Each Saturday, the farmer’s market at Republic Square Park is filled with white tents housing various vendors and the occasional string quartet. Daily Greens is one of the busiest of those white tents. The Austin-based company sells bottles of cold-pressed drinks that are each packed with six pounds of locally sourced produce, consisting of nine servings of fruits and vegetables.
The juices are also sold at Whole Foods, Central Market and other natural grocers around the Austin area. Daily Greens founder and CEO Shauna Martin created the company after being diagnosed with breast cancer in 2005.
At 33 years old, with a nine-month-old son and no family history of breast cancer, the diagnosis was a shock. A vegetarian for most of her life, Martin always considered herself healthy, but she still sought out a way to combat the draining chemotherapy treatments with a change in diet.
“Being diagnosed with breast cancer was a real wake-up call for me,” Martin said. “I developed the cleanse to help me detox from all the poisons
Soon, juicing became an integral part of her diet as a meal supplement. Her friends and family teased her for consuming what they called “pond water,” but the hobby eventually turned into a day job.
“I convinced a friend to start making the juice with me for no pay, and we would spend every weekend making juice until midnight,” Martin said. “I would take what we made to the farmer’s market the next morning and each weekend we would sell out. So I kept making the juices, all the while keeping my day job as a corporate attorney.”
Apart from creating a product that Martin said is akin to drinking from the fountain of youth, she also became the board president of the Breast Cancer Resource Center of Texas. Through the center, Martin co-founded the Pink Ribbon Cowgirls, a social network for young breast cancer survivors in the Austin area.
Runi Limary, a patient navigator at the BCRC, worked with Martin during her time as the center’s board president.
“Shauna Martin personifies a strong, young breast cancer survivor,” Limary said. “First and foremost, she’s a mom, [a] wife and [a] career-minded woman. She has accomplished a tremendous amount since she was first diagnosed with breast cancer.”
Sean Hickman, a Daily Greens employee, can be found working the tent any given Saturday and speaks to customers about Martin’s positivity.
“[She] has not just overcome a fatal disease, but she has become a source of awareness,” Hickman said. “Shauna is a perfect example of how you can fight for your health.”
Martin makes an effort to push her product to an audience that doesn’t just include health gurus. Vitality, one of the seven Daily Greens juices, is based off of the sweet and savory taste of barbecue sauce. It was created in an effort to bring meat-lovers into the juicing game.
“Our cleanses are designed to help folks ease into a healthier lifestyle,” Martin said.
Freshman Tayla Daniel moved to the U.S. from Australia in high school, said the juices remind her of the clean eating attitude in Australia.
“During the summers, my mom would grind all the fruits and vegetables and just drink that,” Daniel said. “You wouldn’t add anything to it. With Daily Greens, it’s the same. You can taste that it’s healthy and that it’s doing good for your body.”

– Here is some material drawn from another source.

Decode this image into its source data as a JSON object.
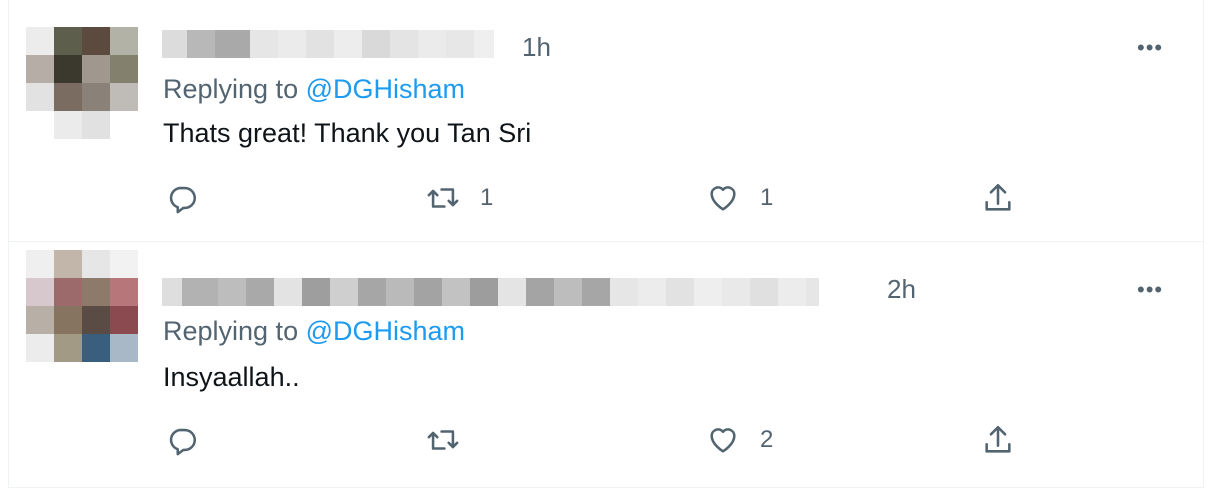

Daily Greens, which is in the process of expanding to Whole Foods sites across the country, is gaining popularity. Martin said she couldn’t be happier.
“When pure exhaustion sets in, the only thing that keeps you going is an unwavering belief in what you are doing,” Martin said. “I believe in Daily Greens and the health benefits of drinking a daily green juice with all of my heart, and that is what drives me every day.”